The Local Effects of Acupuncture
And what exactly happens at the site locally when acupuncture needles are inserted?
Acupuncture points are located at areas that we call neural vascular bundles – that means this is a special area underneath the skin that has free nerve endings, an artery and vein, a lymphatic vessel, and mast cells.
A mast cell is a special type of cell in the body that releases a chemical called histamine – this is an important step in triggering the immune system to respond during inflammation.
When a needle is placed in the acupuncture point, there is a small tissue trauma induced by the needle. When this happens, it stimulates a cascade of reaction in the body (the coagulation cascade and the complement cascade) and a variety of compounds are released (inflammatory mediators such as bradykinin, prostaglandins, plasminogen). The micro trauma also causes mast cells to release histamine, which, in turn, liberates nitric oxide (NO) that helps to mitigate pain.
The resulting action from these compounds is relief of pain locally due to increased blood flow to the area and decreased muscle spasm.

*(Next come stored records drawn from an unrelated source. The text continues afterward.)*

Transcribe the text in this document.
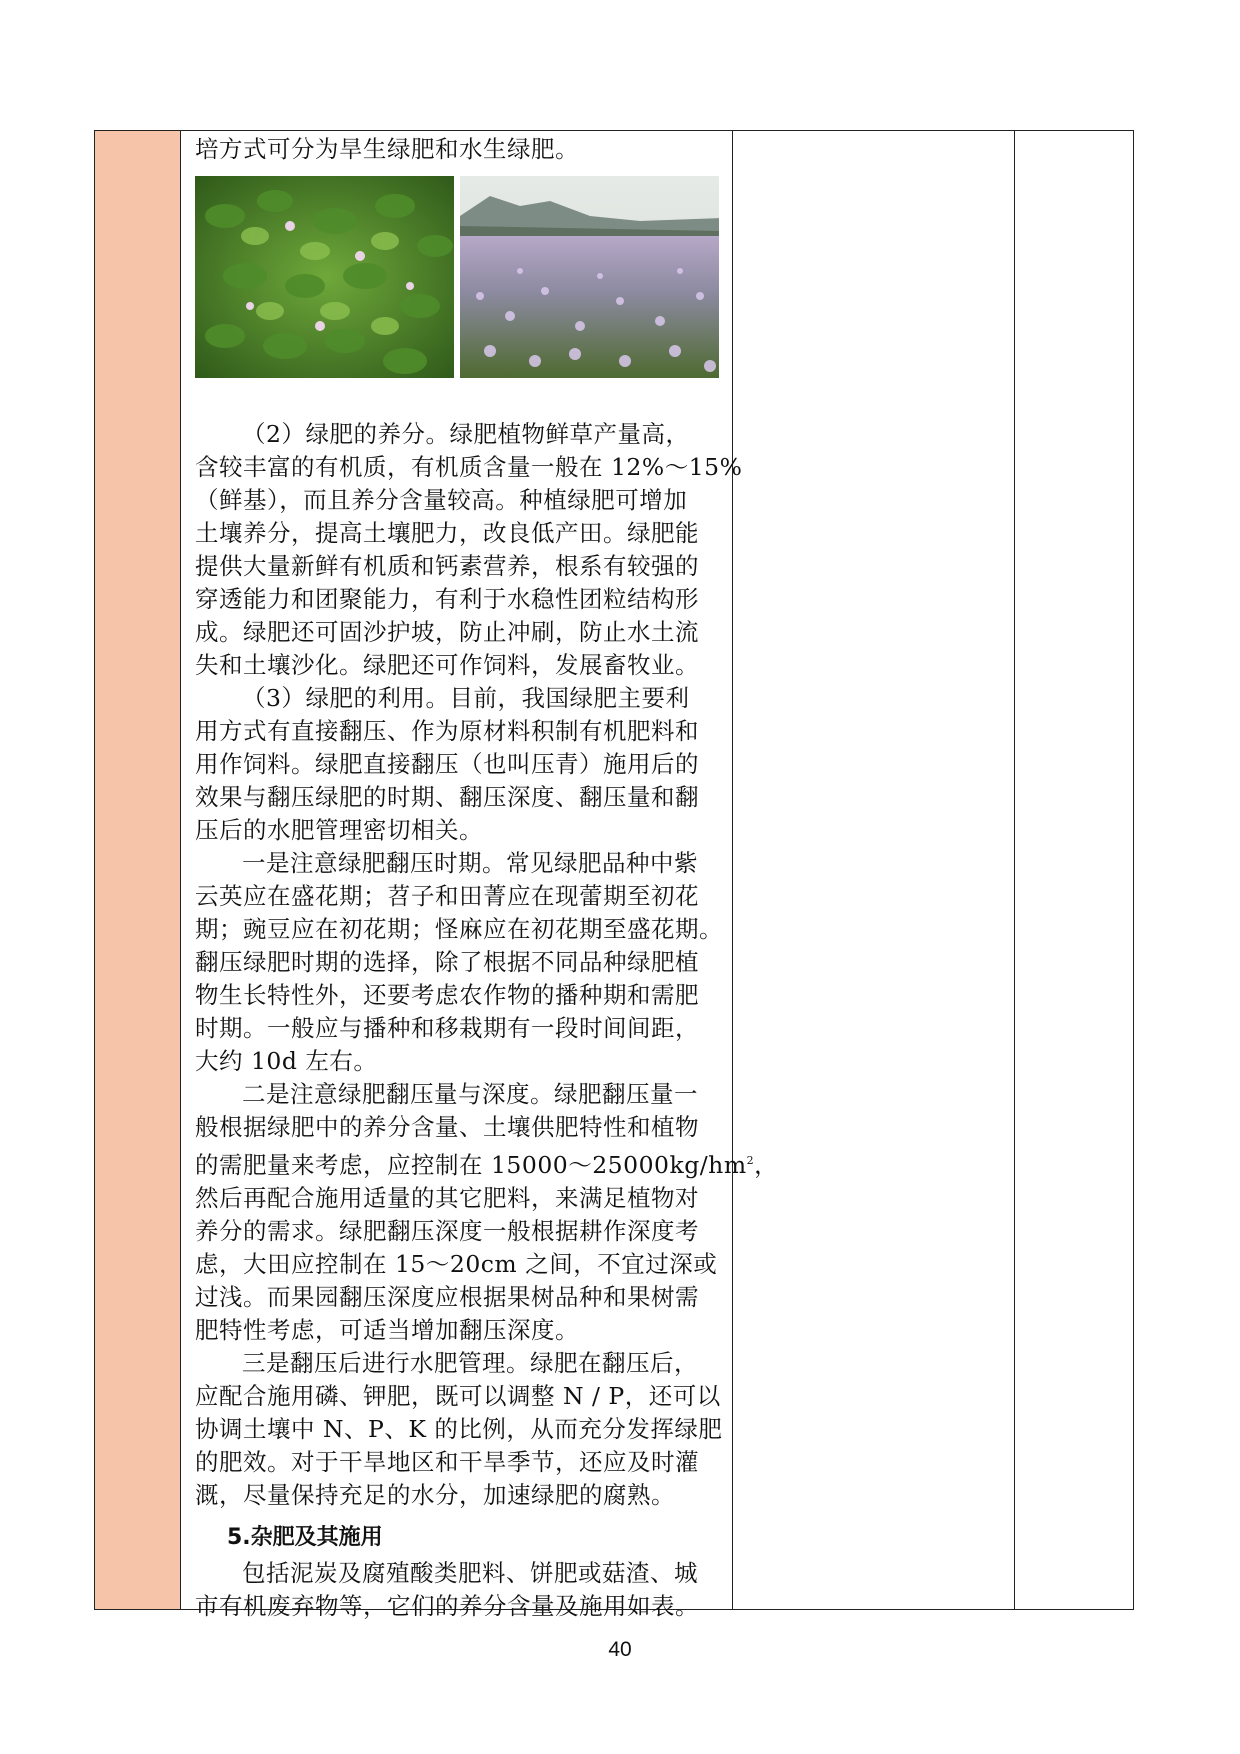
培方式可分为旱生绿肥和水生绿肥。
（2）绿肥的养分。绿肥植物鲜草产量高，
含较丰富的有机质，有机质含量一般在 12%～15%
（鲜基），而且养分含量较高。种植绿肥可增加
土壤养分，提高土壤肥力，改良低产田。绿肥能
提供大量新鲜有机质和钙素营养，根系有较强的
穿透能力和团聚能力，有利于水稳性团粒结构形
成。绿肥还可固沙护坡，防止冲刷，防止水土流
失和土壤沙化。绿肥还可作饲料，发展畜牧业。
（3）绿肥的利用。目前，我国绿肥主要利
用方式有直接翻压、作为原材料积制有机肥料和
用作饲料。绿肥直接翻压（也叫压青）施用后的
效果与翻压绿肥的时期、翻压深度、翻压量和翻
压后的水肥管理密切相关。
一是注意绿肥翻压时期。常见绿肥品种中紫
云英应在盛花期；苕子和田菁应在现蕾期至初花
期；豌豆应在初花期；怪麻应在初花期至盛花期。
翻压绿肥时期的选择，除了根据不同品种绿肥植
物生长特性外，还要考虑农作物的播种期和需肥
时期。一般应与播种和移栽期有一段时间间距，
大约 10d 左右。
二是注意绿肥翻压量与深度。绿肥翻压量一
般根据绿肥中的养分含量、土壤供肥特性和植物
的需肥量来考虑，应控制在 $15000\sim 25000kg/hm^2$，
然后再配合施用适量的其它肥料，来满足植物对
养分的需求。绿肥翻压深度一般根据耕作深度考
虑，大田应控制在 15～20cm 之间，不宜过深或
过浅。而果园翻压深度应根据果树品种和果树需
肥特性考虑，可适当增加翻压深度。
三是翻压后进行水肥管理。绿肥在翻压后，
应配合施用磷、钾肥，既可以调整 N / P，还可以
协调土壤中 N、P、K 的比例，从而充分发挥绿肥
的肥效。对于干旱地区和干旱季节，还应及时灌
溉，尽量保持充足的水分，加速绿肥的腐熟。
5.杂肥及其施用
包括泥炭及腐殖酸类肥料、饼肥或菇渣、城
市有机废弃物等，它们的养分含量及施用如表。
40
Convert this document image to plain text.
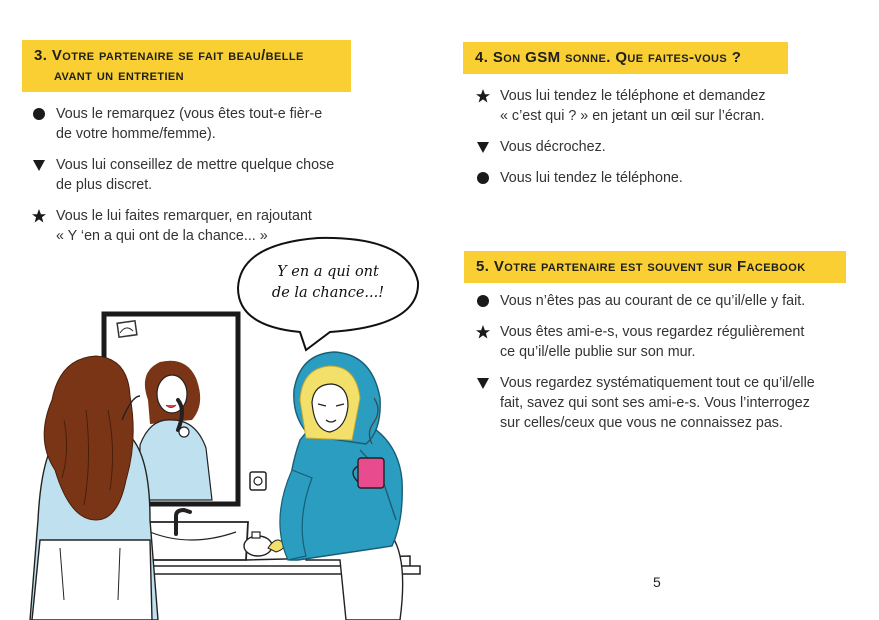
3. Votre partenaire se fait beau/belle
avant un entretien
Vous le remarquez (vous êtes tout-e fièr-e
de votre homme/femme).
Vous lui conseillez de mettre quelque chose
de plus discret.
Vous le lui faites remarquer, en rajoutant
« Y ‘en a qui ont de la chance... »
4. Son GSM sonne. Que faites-vous ?
Vous lui tendez le téléphone et demandez
« c’est qui ? » en jetant un œil sur l’écran.
Vous décrochez.
Vous lui tendez le téléphone.
5. Votre partenaire est souvent sur Facebook
Vous n’êtes pas au courant de ce qu’il/elle y fait.
Vous êtes ami-e-s, vous regardez régulièrement
ce qu’il/elle publie sur son mur.
Vous regardez systématiquement tout ce qu’il/elle
fait, savez qui sont ses ami-e-s. Vous l’interrogez
sur celles/ceux que vous ne connaissez pas.
Y en a qui ont
de la chance...!
5
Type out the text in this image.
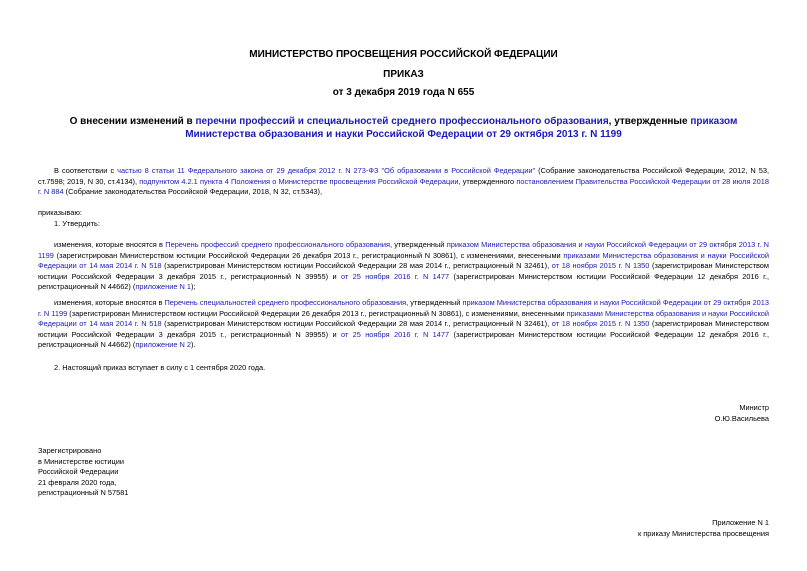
МИНИСТЕРСТВО ПРОСВЕЩЕНИЯ РОССИЙСКОЙ ФЕДЕРАЦИИ
ПРИКАЗ
от 3 декабря 2019 года N 655
О внесении изменений в перечни профессий и специальностей среднего профессионального образования, утвержденные приказом Министерства образования и науки Российской Федерации от 29 октября 2013 г. N 1199
В соответствии с частью 8 статьи 11 Федерального закона от 29 декабря 2012 г. N 273-ФЗ "Об образовании в Российской Федерации" (Собрание законодательства Российской Федерации, 2012, N 53, ст.7598; 2019, N 30, ст.4134), подпунктом 4.2.1 пункта 4 Положения о Министерстве просвещения Российской Федерации, утвержденного постановлением Правительства Российской Федерации от 28 июля 2018 г. N 884 (Собрание законодательства Российской Федерации, 2018, N 32, ст.5343),
приказываю:
1. Утвердить:
изменения, которые вносятся в Перечень профессий среднего профессионального образования, утвержденный приказом Министерства образования и науки Российской Федерации от 29 октября 2013 г. N 1199 (зарегистрирован Министерством юстиции Российской Федерации 26 декабря 2013 г., регистрационный N 30861), с изменениями, внесенными приказами Министерства образования и науки Российской Федерации от 14 мая 2014 г. N 518 (зарегистрирован Министерством юстиции Российской Федерации 28 мая 2014 г., регистрационный N 32461), от 18 ноября 2015 г. N 1350 (зарегистрирован Министерством юстиции Российской Федерации 3 декабря 2015 г., регистрационный N 39955) и от 25 ноября 2016 г. N 1477 (зарегистрирован Министерством юстиции Российской Федерации 12 декабря 2016 г., регистрационный N 44662) (приложение N 1);
изменения, которые вносятся в Перечень специальностей среднего профессионального образования, утвержденный приказом Министерства образования и науки Российской Федерации от 29 октября 2013 г. N 1199 (зарегистрирован Министерством юстиции Российской Федерации 26 декабря 2013 г., регистрационный N 30861), с изменениями, внесенными приказами Министерства образования и науки Российской Федерации от 14 мая 2014 г. N 518 (зарегистрирован Министерством юстиции Российской Федерации 28 мая 2014 г., регистрационный N 32461), от 18 ноября 2015 г. N 1350 (зарегистрирован Министерством юстиции Российской Федерации 3 декабря 2015 г., регистрационный N 39955) и от 25 ноября 2016 г. N 1477 (зарегистрирован Министерством юстиции Российской Федерации 12 декабря 2016 г., регистрационный N 44662) (приложение N 2).
2. Настоящий приказ вступает в силу с 1 сентября 2020 года.
Министр
О.Ю.Васильева
Зарегистрировано
в Министерстве юстиции
Российской Федерации
21 февраля 2020 года,
регистрационный N 57581
Приложение N 1
к приказу Министерства просвещения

Think of the acupuncture needling as “waking up the body” in areas where the injury or pain may be chronic or low grade enough that the body allows it to continue without active efforts to repair or reduce inflammation. This happens because the body is programmed to respond to areas with more urgent needs, and chronic conditions may be “ignored” by the body over time.
Acupuncture helps to heighten the awareness of the body to tend to its injury.
In reality, there are so many different ways why acupuncture might work. It is likely they all play a part in making this an effective treatment.
We are now able to use modern science to explain the effects of acupuncture. It is fascinating to me that this form of medicine has been practiced for thousands of years and we might just be beginning to understand it “scientifically”. I can barely scratch the surface here as pain perception in the body is an extremely complicated process. Of course different animals can experience and be affected by acupuncture differently as each body has its own unique make up and the way it responds based on its genetics, receptor differences, and health conditions. But there is no denying the measurable effects acupuncture has with modulating pain response.
If you think your pet has a painful condition, consider acupuncture treatment! It is a safe, effective way to help with pain.